Ecological Sampling Is Time Sensitive


three birds on tree branch
plants on grid

Species richness is the total number of species in an ecological community. Determining an estimate for species diversity accounts for the number of species present in a region, species concentration and species distribution. However, there are usually biases that are involved biological diversity assessments, which could skew data. One surveying bias comes from species detectability. Species can only be measured if they are detectable, which means that surveys may detect megafauna or large vertebrates much more than it insect species. Not all species are available in the same times of day, during the same seasons or in the same distributions either, which means that researchers have limited windows of time for surveying an ecological community.

Species Richness and Time

In order to maximize species richness, sampling teams have to take measurements when the most species are detectable. Variables include season, weather conditions, time of day, the presence of other species and predators. Some species (especially plants) are more abundant in specific seasons, which gives ecologist a limited window of time to measure those populations. Therefore, sampling during all four seasons, will offer more accurate data than simply sampling during one or two. Sampling populations at differential time windows widens the possibility of encountering novel organisms or novel distributions of previously observed organisms.

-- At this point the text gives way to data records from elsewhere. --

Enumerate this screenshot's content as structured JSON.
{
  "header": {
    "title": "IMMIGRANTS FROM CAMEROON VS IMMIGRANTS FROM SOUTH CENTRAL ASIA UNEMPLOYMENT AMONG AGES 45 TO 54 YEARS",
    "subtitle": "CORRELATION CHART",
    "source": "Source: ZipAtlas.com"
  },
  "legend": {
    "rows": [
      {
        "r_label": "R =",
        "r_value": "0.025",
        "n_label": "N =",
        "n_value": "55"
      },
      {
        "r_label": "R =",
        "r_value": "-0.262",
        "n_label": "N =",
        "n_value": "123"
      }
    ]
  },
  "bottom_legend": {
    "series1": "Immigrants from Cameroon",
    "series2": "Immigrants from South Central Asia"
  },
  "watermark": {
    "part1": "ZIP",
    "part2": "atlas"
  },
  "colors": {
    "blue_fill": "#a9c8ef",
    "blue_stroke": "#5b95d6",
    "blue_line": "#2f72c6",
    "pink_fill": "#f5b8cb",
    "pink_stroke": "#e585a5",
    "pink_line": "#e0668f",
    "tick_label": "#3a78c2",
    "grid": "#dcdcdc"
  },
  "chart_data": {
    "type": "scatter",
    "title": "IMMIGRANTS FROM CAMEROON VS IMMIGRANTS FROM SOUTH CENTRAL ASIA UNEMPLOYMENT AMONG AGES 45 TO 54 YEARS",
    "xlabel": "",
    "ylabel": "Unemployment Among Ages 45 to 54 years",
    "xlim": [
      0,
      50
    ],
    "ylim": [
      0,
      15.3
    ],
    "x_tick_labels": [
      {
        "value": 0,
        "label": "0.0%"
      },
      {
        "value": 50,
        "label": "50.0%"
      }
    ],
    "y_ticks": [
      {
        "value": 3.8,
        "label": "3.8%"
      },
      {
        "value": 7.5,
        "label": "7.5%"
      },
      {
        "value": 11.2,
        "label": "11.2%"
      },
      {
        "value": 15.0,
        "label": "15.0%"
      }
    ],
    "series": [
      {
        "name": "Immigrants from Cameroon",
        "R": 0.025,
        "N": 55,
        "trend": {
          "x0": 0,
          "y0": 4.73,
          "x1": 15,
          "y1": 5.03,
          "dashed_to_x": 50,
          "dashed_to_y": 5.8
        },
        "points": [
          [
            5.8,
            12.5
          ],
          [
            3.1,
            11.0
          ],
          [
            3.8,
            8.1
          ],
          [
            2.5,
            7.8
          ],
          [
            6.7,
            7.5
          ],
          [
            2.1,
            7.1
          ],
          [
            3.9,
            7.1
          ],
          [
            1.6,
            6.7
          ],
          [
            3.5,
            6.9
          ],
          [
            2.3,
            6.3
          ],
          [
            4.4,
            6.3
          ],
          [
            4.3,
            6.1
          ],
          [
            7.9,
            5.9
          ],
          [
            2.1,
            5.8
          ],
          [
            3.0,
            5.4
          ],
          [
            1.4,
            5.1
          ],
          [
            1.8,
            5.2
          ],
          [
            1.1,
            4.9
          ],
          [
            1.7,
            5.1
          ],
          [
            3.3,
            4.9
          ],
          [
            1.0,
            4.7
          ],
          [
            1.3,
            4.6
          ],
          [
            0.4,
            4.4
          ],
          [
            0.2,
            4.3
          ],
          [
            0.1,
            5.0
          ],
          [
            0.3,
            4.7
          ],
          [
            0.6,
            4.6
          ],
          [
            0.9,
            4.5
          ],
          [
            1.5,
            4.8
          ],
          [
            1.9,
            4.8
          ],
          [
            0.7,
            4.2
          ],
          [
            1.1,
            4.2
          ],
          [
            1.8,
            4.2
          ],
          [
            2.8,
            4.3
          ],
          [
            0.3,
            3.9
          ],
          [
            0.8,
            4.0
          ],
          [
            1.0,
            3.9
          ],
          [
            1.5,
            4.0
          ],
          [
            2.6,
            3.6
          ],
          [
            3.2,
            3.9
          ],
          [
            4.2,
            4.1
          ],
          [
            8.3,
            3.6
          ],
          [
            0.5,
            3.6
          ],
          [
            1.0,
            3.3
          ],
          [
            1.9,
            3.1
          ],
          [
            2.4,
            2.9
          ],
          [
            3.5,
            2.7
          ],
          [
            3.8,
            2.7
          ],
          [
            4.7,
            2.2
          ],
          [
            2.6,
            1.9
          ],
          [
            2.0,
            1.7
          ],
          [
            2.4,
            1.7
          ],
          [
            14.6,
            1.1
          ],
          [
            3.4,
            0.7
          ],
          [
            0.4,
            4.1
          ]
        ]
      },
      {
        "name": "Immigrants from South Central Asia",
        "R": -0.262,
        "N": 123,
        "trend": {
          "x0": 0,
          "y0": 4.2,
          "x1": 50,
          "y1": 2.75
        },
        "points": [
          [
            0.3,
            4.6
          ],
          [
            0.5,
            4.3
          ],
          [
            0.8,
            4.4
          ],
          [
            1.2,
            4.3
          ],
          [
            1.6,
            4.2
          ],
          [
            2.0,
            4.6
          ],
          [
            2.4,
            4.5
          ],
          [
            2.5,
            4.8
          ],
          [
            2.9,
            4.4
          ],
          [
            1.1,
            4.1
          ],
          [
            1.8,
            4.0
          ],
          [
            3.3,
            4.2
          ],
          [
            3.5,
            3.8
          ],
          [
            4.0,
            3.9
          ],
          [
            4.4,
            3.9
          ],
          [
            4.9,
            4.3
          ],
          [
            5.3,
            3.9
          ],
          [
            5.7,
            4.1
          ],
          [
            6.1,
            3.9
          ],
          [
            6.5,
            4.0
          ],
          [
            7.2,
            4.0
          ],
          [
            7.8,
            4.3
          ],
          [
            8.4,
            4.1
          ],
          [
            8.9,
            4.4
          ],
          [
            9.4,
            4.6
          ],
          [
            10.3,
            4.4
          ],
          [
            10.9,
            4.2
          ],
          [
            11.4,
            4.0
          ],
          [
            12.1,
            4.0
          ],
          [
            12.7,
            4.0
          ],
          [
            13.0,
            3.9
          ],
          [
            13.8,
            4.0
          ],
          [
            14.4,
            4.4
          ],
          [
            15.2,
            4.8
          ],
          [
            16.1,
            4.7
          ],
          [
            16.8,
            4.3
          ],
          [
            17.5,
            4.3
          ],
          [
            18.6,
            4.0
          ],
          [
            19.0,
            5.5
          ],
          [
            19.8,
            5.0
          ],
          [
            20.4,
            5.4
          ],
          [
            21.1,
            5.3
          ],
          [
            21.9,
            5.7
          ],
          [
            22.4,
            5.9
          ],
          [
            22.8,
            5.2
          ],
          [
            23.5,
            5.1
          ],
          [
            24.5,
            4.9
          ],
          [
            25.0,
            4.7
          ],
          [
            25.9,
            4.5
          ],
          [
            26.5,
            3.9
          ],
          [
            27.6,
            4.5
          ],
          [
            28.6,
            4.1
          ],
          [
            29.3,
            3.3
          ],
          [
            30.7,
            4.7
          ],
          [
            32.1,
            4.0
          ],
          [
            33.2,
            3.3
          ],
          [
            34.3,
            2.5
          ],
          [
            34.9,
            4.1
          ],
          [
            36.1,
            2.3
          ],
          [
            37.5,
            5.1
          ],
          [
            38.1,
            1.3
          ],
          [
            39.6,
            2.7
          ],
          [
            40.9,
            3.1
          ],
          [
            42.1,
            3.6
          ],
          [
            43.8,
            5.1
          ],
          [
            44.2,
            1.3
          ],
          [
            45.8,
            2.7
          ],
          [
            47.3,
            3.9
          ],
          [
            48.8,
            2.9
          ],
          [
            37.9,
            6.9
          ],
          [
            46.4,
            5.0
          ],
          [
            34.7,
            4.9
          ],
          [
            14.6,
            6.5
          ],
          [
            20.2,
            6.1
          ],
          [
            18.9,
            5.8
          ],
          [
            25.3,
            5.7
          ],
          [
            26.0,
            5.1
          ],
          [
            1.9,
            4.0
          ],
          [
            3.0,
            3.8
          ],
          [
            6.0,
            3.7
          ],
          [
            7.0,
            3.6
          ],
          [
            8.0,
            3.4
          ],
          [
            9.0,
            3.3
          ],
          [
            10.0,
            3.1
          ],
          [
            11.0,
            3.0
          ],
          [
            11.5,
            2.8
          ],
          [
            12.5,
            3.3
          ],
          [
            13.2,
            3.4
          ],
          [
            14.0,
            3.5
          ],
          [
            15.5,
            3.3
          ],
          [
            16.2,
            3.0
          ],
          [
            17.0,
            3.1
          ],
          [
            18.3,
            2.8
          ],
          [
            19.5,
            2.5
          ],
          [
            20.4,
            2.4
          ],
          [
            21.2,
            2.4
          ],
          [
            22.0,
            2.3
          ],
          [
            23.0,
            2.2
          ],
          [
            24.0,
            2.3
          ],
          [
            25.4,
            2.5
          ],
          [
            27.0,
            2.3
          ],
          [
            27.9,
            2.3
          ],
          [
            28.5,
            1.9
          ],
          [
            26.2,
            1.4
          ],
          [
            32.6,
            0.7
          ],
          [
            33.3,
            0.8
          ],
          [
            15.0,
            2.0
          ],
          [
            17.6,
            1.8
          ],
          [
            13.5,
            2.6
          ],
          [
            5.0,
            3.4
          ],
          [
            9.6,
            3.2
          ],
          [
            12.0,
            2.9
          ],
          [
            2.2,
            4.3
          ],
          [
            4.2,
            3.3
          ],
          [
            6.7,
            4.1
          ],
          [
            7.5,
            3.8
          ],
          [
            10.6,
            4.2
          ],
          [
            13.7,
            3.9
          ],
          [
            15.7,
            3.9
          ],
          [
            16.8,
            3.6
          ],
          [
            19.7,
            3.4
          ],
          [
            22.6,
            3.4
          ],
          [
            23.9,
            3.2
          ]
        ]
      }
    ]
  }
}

The most trustworthy samples are taken over extended periods of time. Samples that taken at varying times tend to offer more data about an community of organisms. Too few samples can give researchers an inaccurate representation of which organisms are present in a region, how they are distributed or how dense their populations are. Temporal variance in data is significant because it allows ecologists to draw inferences about how ecological communities change through time. Over time, representation, representations in a community’s species richness, species distribution and general behavior can change.